My overall feeling after running ultra 160 and older scsi, as well as
udma 33 and udma 100, is that it really kicks ass on IDE. The 10000 rpm
units I use seem, in practical day-to-day use, to far outperform udma
100, even though specs might not appear that different (keep in mind
though that the scsi is on a 64 bit bus and the udma 100 machine is only
a 32 bit pci bus). If you run a server, or gigabit ethernet, ultra 160
is the only reasonable way to go (as far as I'm concerned).

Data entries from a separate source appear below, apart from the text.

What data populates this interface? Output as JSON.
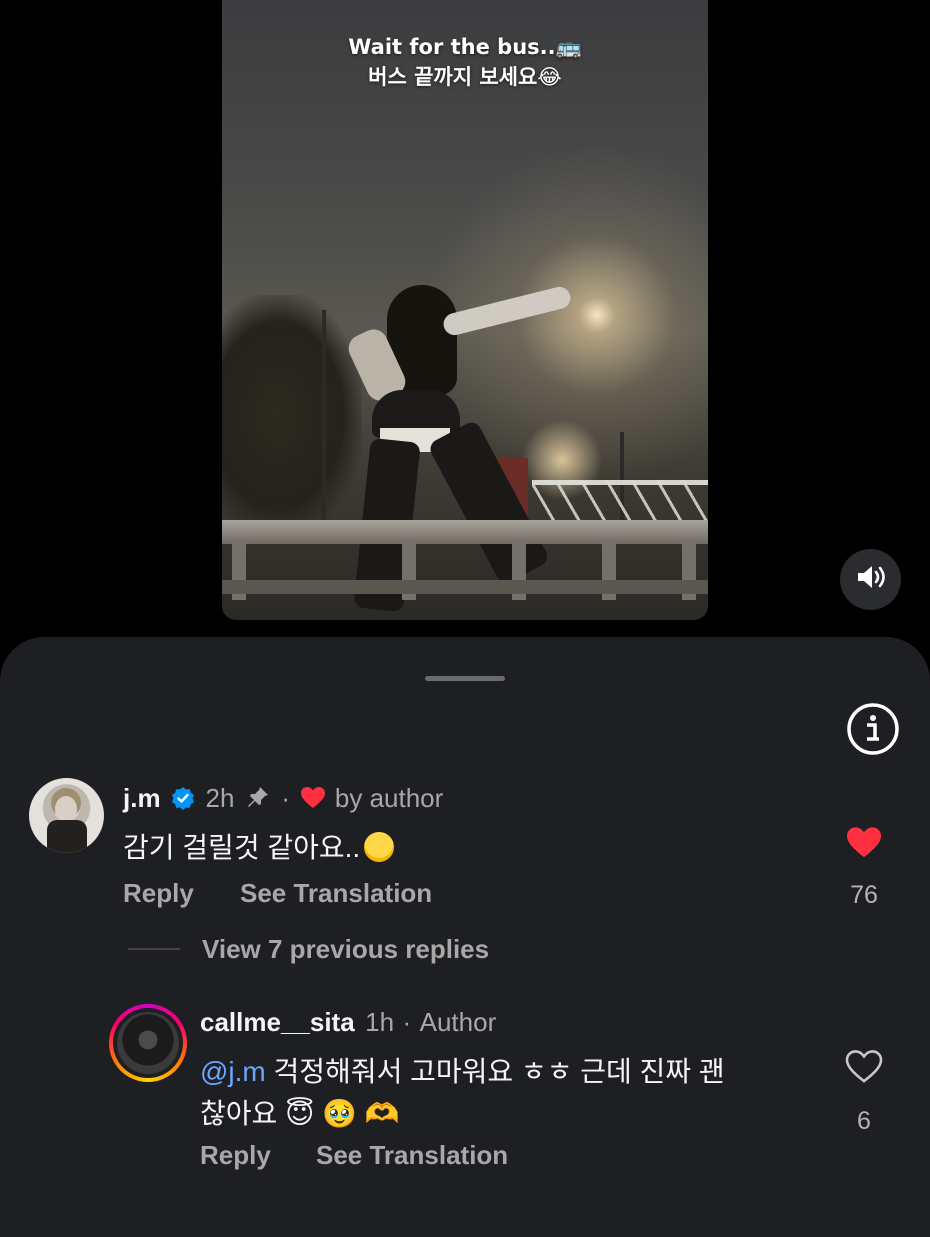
{
  "video": {
    "caption_line1": "Wait for the bus..🚌",
    "caption_line2": "버스 끝까지 보세요😂",
    "sound_button": "speaker-icon"
  },
  "sheet": {
    "info_icon": "info-icon"
  },
  "comment": {
    "username": "j.m",
    "verified_icon": "verified-badge-icon",
    "time": "2h",
    "pin_icon": "pin-icon",
    "separator": "·",
    "liked_by_author": "by author",
    "text": "감기 걸릴것 같아요..",
    "text_emoji": "😢",
    "reply": "Reply",
    "see_translation": "See Translation",
    "like_count": "76",
    "liked": true,
    "accent_color": "#ff3040"
  },
  "view_replies": "View 7 previous replies",
  "reply": {
    "username": "callme__sita",
    "time": "1h",
    "separator": "·",
    "author_label": "Author",
    "mention": "@j.m",
    "text_line1": "걱정해줘서 고마워요 ㅎㅎ 근데 진짜 괜",
    "text_line2": "찮아요",
    "emojis": "😇 🥹 🫶",
    "reply": "Reply",
    "see_translation": "See Translation",
    "like_count": "6",
    "liked": false
  }
}
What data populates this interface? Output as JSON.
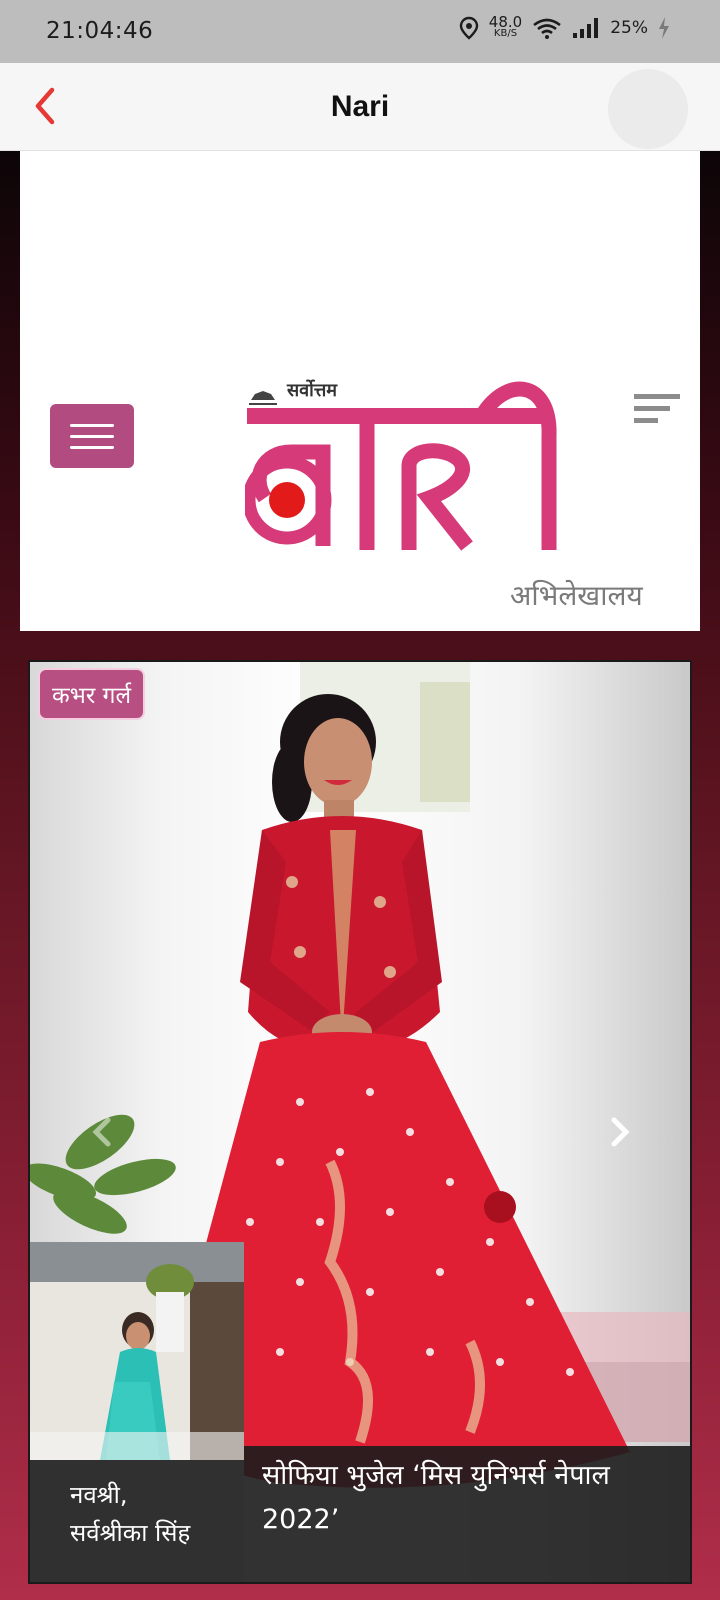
{
  "status_bar": {
    "time": "21:04:46",
    "net_speed_value": "48.0",
    "net_speed_unit": "KB/S",
    "battery": "25%",
    "icons": [
      "location-icon",
      "wifi-icon",
      "signal-icon",
      "battery-charging-icon"
    ]
  },
  "app_bar": {
    "title": "Nari",
    "back_icon": "chevron-left-icon",
    "accent_color": "#e53935"
  },
  "site_header": {
    "logo_small": "सर्वोत्तम",
    "logo_main": "नारी",
    "archive_label": "अभिलेखालय",
    "menu_icon": "hamburger-icon",
    "filter_icon": "sort-icon",
    "brand_color": "#d63a78",
    "menu_color": "#b24c80"
  },
  "slider": {
    "category_badge": "कभर गर्ल",
    "main_caption": "सोफिया भुजेल ‘मिस युनिभर्स नेपाल 2022’",
    "thumb_caption_line1": "नवश्री,",
    "thumb_caption_line2": "सर्वश्रीका सिंह",
    "prev_icon": "chevron-left-icon",
    "next_icon": "chevron-right-icon"
  }
}
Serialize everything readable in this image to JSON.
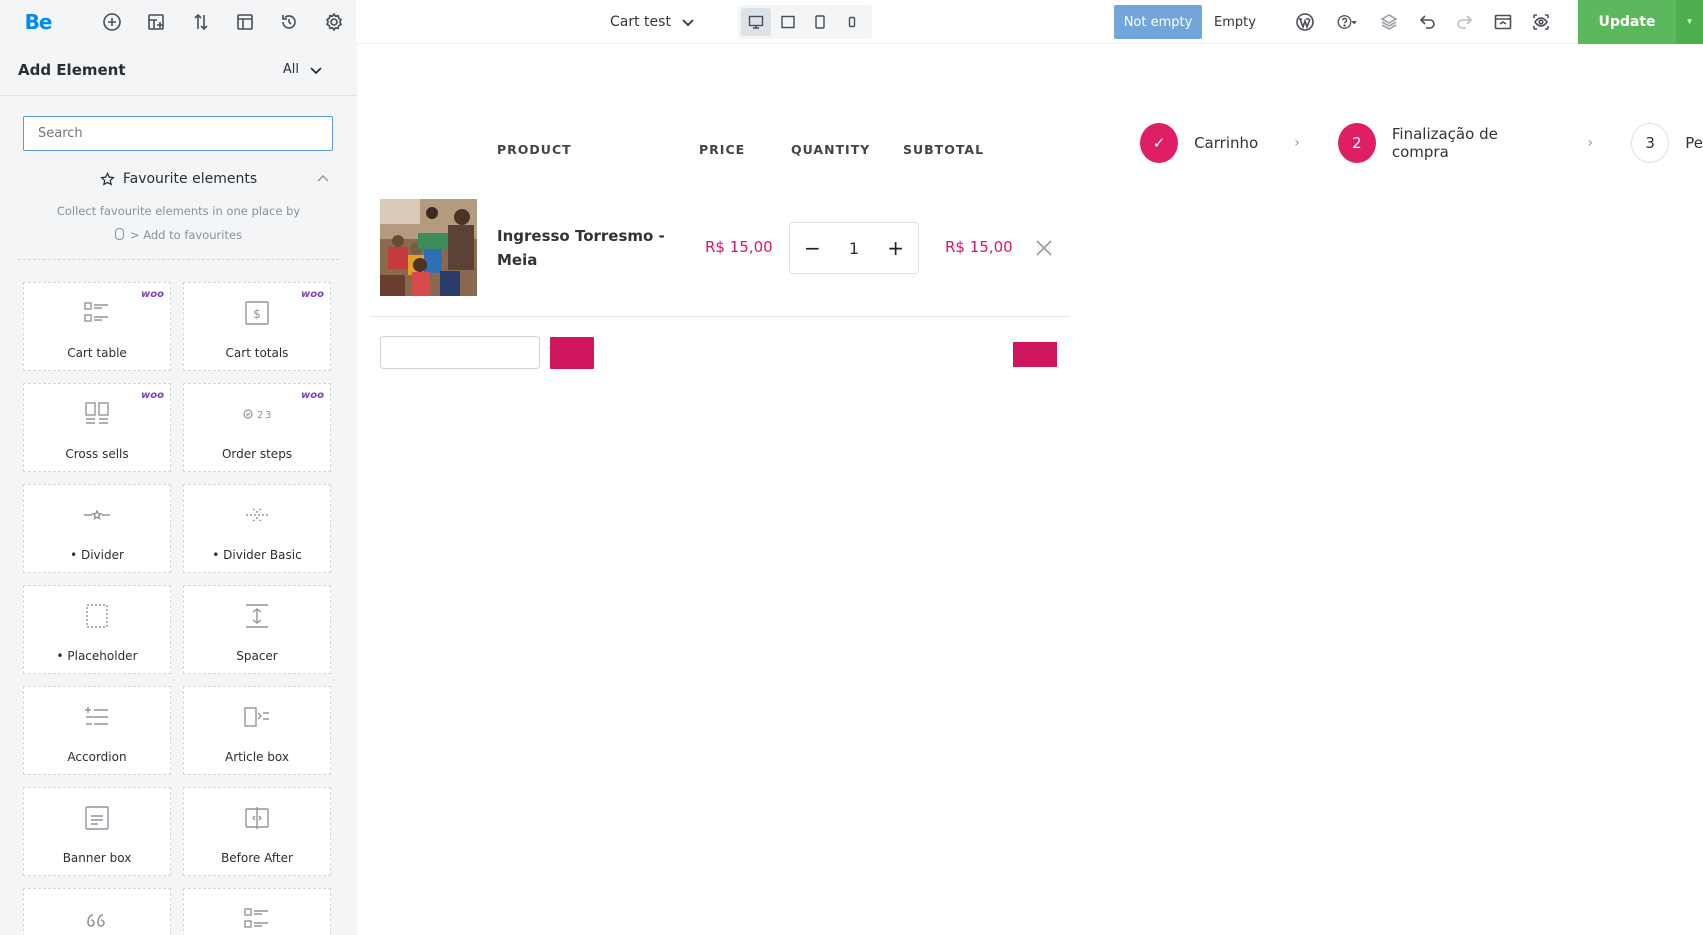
{
  "topbar": {
    "logo": "Be",
    "page_name": "Cart test",
    "btn_not_empty": "Not empty",
    "btn_empty": "Empty",
    "btn_update": "Update",
    "update_caret": "▾"
  },
  "sidebar": {
    "title": "Add Element",
    "filter": "All",
    "search_placeholder": "Search",
    "fav_title": "Favourite elements",
    "fav_desc_line1": "Collect favourite elements in one place by",
    "fav_desc_line2": "> Add to favourites",
    "woo_badge": "woo",
    "elements": [
      {
        "label": "Cart table",
        "icon": "cart-table-icon",
        "woo": true
      },
      {
        "label": "Cart totals",
        "icon": "cart-totals-icon",
        "woo": true
      },
      {
        "label": "Cross sells",
        "icon": "cross-sells-icon",
        "woo": true
      },
      {
        "label": "Order steps",
        "icon": "order-steps-icon",
        "woo": true
      },
      {
        "label": "• Divider",
        "icon": "divider-icon",
        "woo": false
      },
      {
        "label": "• Divider Basic",
        "icon": "divider-basic-icon",
        "woo": false
      },
      {
        "label": "• Placeholder",
        "icon": "placeholder-icon",
        "woo": false
      },
      {
        "label": "Spacer",
        "icon": "spacer-icon",
        "woo": false
      },
      {
        "label": "Accordion",
        "icon": "accordion-icon",
        "woo": false
      },
      {
        "label": "Article box",
        "icon": "article-box-icon",
        "woo": false
      },
      {
        "label": "Banner box",
        "icon": "banner-box-icon",
        "woo": false
      },
      {
        "label": "Before After",
        "icon": "before-after-icon",
        "woo": false
      },
      {
        "label": "",
        "icon": "quote-icon",
        "woo": false
      },
      {
        "label": "",
        "icon": "list-icon",
        "woo": false
      }
    ],
    "collapse_glyph": "‹"
  },
  "cart": {
    "headers": {
      "product": "PRODUCT",
      "price": "PRICE",
      "quantity": "QUANTITY",
      "subtotal": "SUBTOTAL"
    },
    "item": {
      "name": "Ingresso Torresmo - Meia",
      "price": "R$ 15,00",
      "quantity": "1",
      "subtotal": "R$ 15,00",
      "minus": "−",
      "plus": "+"
    }
  },
  "steps": [
    {
      "marker": "✓",
      "label": "Carrinho"
    },
    {
      "marker": "2",
      "label": "Finalização de compra"
    },
    {
      "marker": "3",
      "label": "Pe"
    }
  ],
  "step_separator": "›",
  "colors": {
    "accent": "#df1f65",
    "update_green": "#5cb85c",
    "not_empty_blue": "#72a5da",
    "logo_blue": "#0089f7"
  }
}
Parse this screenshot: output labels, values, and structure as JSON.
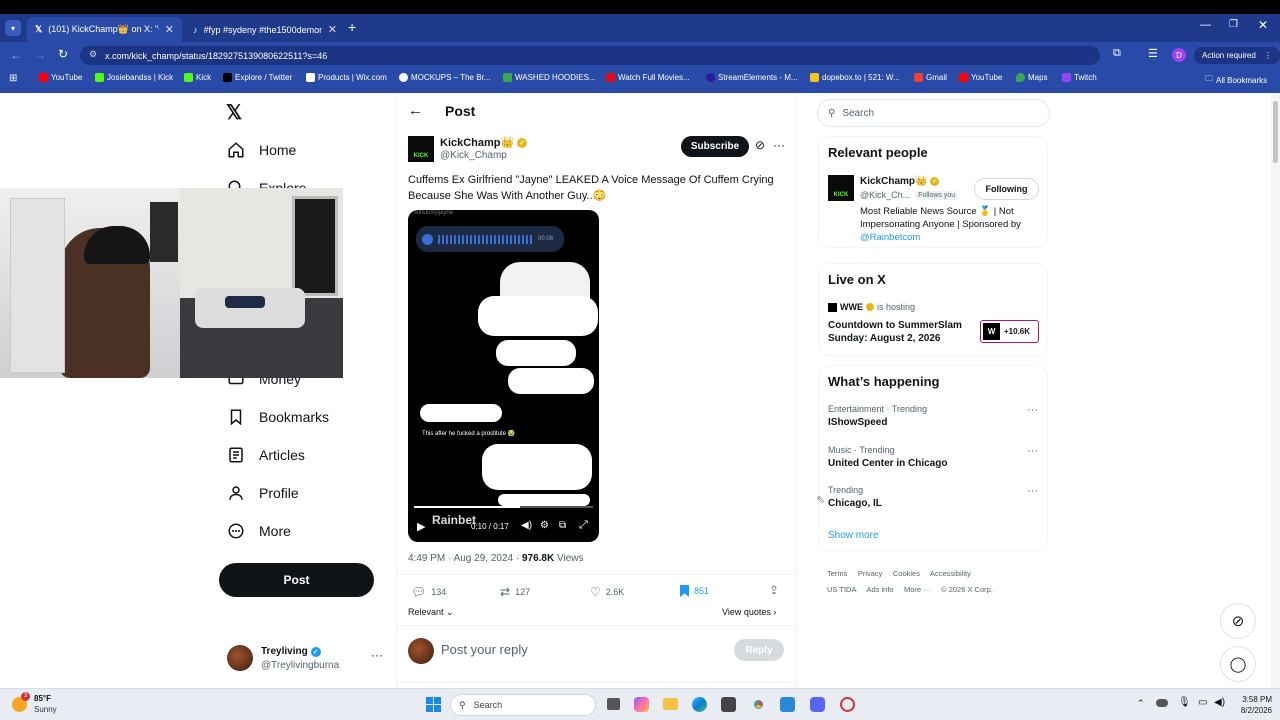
{
  "browser": {
    "tabs": [
      {
        "title": "(101) KickChamp👑 on X: \"Cuff",
        "active": true
      },
      {
        "title": "#fyp #sydeny #the1500demon",
        "active": false
      }
    ],
    "url": "x.com/kick_champ/status/1829275139080622511?s=46",
    "action_required": "Action required",
    "profile_initial": "D",
    "bookmarks": [
      {
        "label": "YouTube",
        "color": "#ff0000"
      },
      {
        "label": "Josiebandss | Kick",
        "color": "#53fc18"
      },
      {
        "label": "Kick",
        "color": "#53fc18"
      },
      {
        "label": "Explore / Twitter",
        "color": "#000000"
      },
      {
        "label": "Products | Wix.com",
        "color": "#ffffff"
      },
      {
        "label": "MOCKUPS – The Br...",
        "color": "#ffffff"
      },
      {
        "label": "WASHED HOODIES...",
        "color": "#34a853"
      },
      {
        "label": "Watch Full Movies...",
        "color": "#e50914"
      },
      {
        "label": "StreamElements - M...",
        "color": "#2d1b9e"
      },
      {
        "label": "dopebox.to | 521: W...",
        "color": "#f5c518"
      },
      {
        "label": "Gmail",
        "color": "#ea4335"
      },
      {
        "label": "YouTube",
        "color": "#ff0000"
      },
      {
        "label": "Maps",
        "color": "#34a853"
      },
      {
        "label": "Twitch",
        "color": "#9146ff"
      }
    ],
    "all_bookmarks": "All Bookmarks"
  },
  "sidebar": {
    "items": [
      {
        "label": "Home",
        "icon": "home-icon"
      },
      {
        "label": "Explore",
        "icon": "search-icon"
      },
      {
        "label": "Money",
        "icon": "money-icon"
      },
      {
        "label": "Bookmarks",
        "icon": "bookmark-icon"
      },
      {
        "label": "Articles",
        "icon": "articles-icon"
      },
      {
        "label": "Profile",
        "icon": "person-icon"
      },
      {
        "label": "More",
        "icon": "more-circle-icon"
      }
    ],
    "post_label": "Post",
    "account": {
      "name": "Treyliving",
      "handle": "@Treylivingburna"
    }
  },
  "post": {
    "header": "Post",
    "author": {
      "name": "KickChamp👑",
      "handle": "@Kick_Champ",
      "avatar_text": "KICK"
    },
    "subscribe": "Subscribe",
    "text": "Cuffems Ex Girlfriend \"Jayne\" LEAKED A Voice Message Of Cuffem Crying Because She Was With Another Guy..😳",
    "video": {
      "time": "0:10 / 0:17",
      "watermark": "Rainbet",
      "caption": "This after he fucked a prostitute 😭",
      "top_name": "stillslumpjayne",
      "voice_time": "00:08",
      "played_fraction": 0.59
    },
    "meta": {
      "time": "4:49 PM · Aug 29, 2024 · ",
      "views_count": "976.8K",
      "views_label": " Views"
    },
    "stats": {
      "replies": "134",
      "reposts": "127",
      "likes": "2.6K",
      "bookmarks": "851"
    },
    "relevant": "Relevant",
    "view_quotes": "View quotes",
    "reply_placeholder": "Post your reply",
    "reply_button": "Reply"
  },
  "right": {
    "search_placeholder": "Search",
    "relevant_people": {
      "title": "Relevant people",
      "name": "KickChamp👑",
      "handle": "@Kick_Ch...",
      "follows_you": "Follows you",
      "following": "Following",
      "bio": "Most Reliable News Source 🥇 | Not Impersonating Anyone | Sponsored by ",
      "bio_link": "@Rainbetcom"
    },
    "live": {
      "title": "Live on X",
      "host": "WWE",
      "hosting": "is hosting",
      "event": "Countdown to SummerSlam Sunday: August 2, 2026",
      "count": "+10.6K"
    },
    "happening": {
      "title": "What’s happening",
      "items": [
        {
          "context": "Entertainment · Trending",
          "topic": "IShowSpeed"
        },
        {
          "context": "Music · Trending",
          "topic": "United Center in Chicago"
        },
        {
          "context": "Trending",
          "topic": "Chicago, IL"
        }
      ],
      "show_more": "Show more"
    },
    "footer": [
      "Terms",
      "Privacy",
      "Cookies",
      "Accessibility",
      "US TIDA",
      "Ads info",
      "More ···",
      "© 2026 X Corp."
    ]
  },
  "taskbar": {
    "temp": "85°F",
    "weather": "Sunny",
    "badge": "3",
    "search": "Search",
    "time": "3:58 PM",
    "date": "8/2/2026"
  }
}
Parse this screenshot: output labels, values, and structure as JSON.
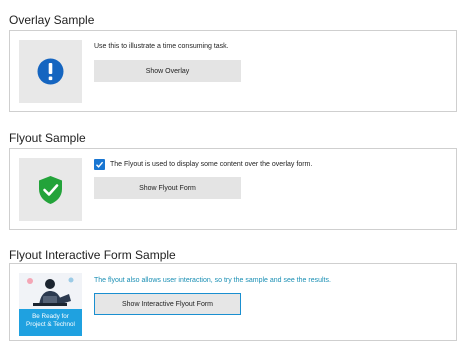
{
  "overlay_section": {
    "title": "Overlay Sample",
    "description": "Use this to illustrate a time consuming task.",
    "button_label": "Show Overlay"
  },
  "flyout_section": {
    "title": "Flyout Sample",
    "checkbox_checked": true,
    "checkbox_label": "The Flyout is used to display some content over the overlay form.",
    "button_label": "Show Flyout Form"
  },
  "interactive_section": {
    "title": "Flyout Interactive Form Sample",
    "description": "The flyout also allows user interaction, so try the sample and see the results.",
    "button_label": "Show Interactive Flyout Form",
    "promo_line1": "Be Ready for",
    "promo_line2": "Project & Technol"
  },
  "colors": {
    "info_icon": "#1565c0",
    "shield_icon": "#23a33a",
    "checkbox": "#1976d2",
    "link_text": "#1a8fb4",
    "promo_banner": "#1fa1e0",
    "button_focus_border": "#1a8fd0"
  },
  "icons": [
    "info-icon",
    "shield-check-icon",
    "checkmark-icon"
  ]
}
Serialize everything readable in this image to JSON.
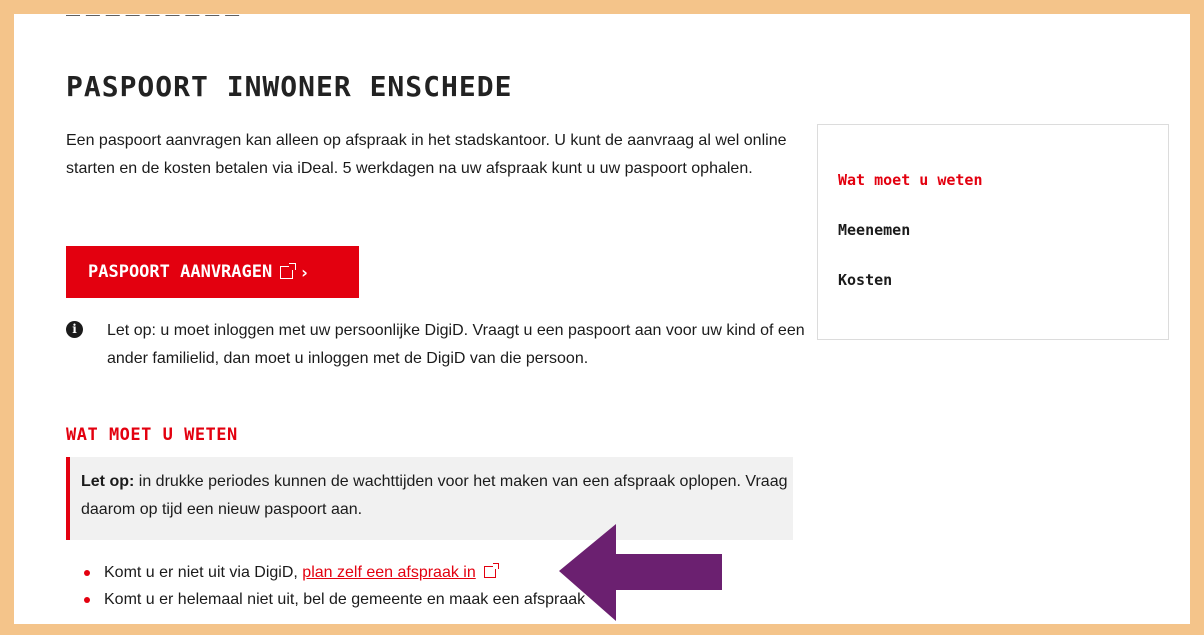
{
  "page": {
    "title": "PASPOORT INWONER ENSCHEDE",
    "intro": "Een paspoort aanvragen kan alleen op afspraak in het stadskantoor. U kunt de aanvraag al wel online starten en de kosten betalen via iDeal. 5 werkdagen na uw afspraak kunt u uw paspoort ophalen.",
    "apply_button": "PASPOORT AANVRAGEN",
    "info_text": "Let op: u moet inloggen met uw persoonlijke DigiD. Vraagt u een paspoort aan voor uw kind of een ander familielid, dan moet u inloggen met de DigiD van die persoon.",
    "section_heading": "WAT MOET U WETEN",
    "notice_bold": "Let op:",
    "notice_text": " in drukke periodes kunnen de wachttijden voor het maken van een afspraak oplopen. Vraag daarom op tijd een nieuw paspoort aan.",
    "bullet1_prefix": "Komt u er niet uit via DigiD, ",
    "bullet1_link": "plan zelf een afspraak in",
    "bullet2": "Komt u er helemaal niet uit, bel de gemeente en maak een afspraak"
  },
  "sidebar": {
    "items": [
      {
        "label": "Wat moet u weten",
        "active": true
      },
      {
        "label": "Meenemen",
        "active": false
      },
      {
        "label": "Kosten",
        "active": false
      }
    ]
  },
  "colors": {
    "accent": "#e3000f",
    "frame": "#f4c48a",
    "arrow": "#6b2070"
  },
  "icons": {
    "info": "info-icon",
    "external": "external-link-icon",
    "chevron": "chevron-right-icon",
    "annotation": "arrow-left-annotation"
  }
}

If you can't
find something with a 64 bit pci bus for ultra 160, you might still
consider it, since the ultra 160 drives themselves tend to appear at a
higher performance in the market, prior to IDE versions coming out. The
price of an ultra 160 drive compared to an ultra 2 drive (80 Mbyte/sec)
isn't that much different, though the price of scsi is definitely higher
than IDE. You can get a 32 bit version of ultra 160 controller, and it
will be limited by that, but if you can afford more money for the
controller, it is probably still worthwhile.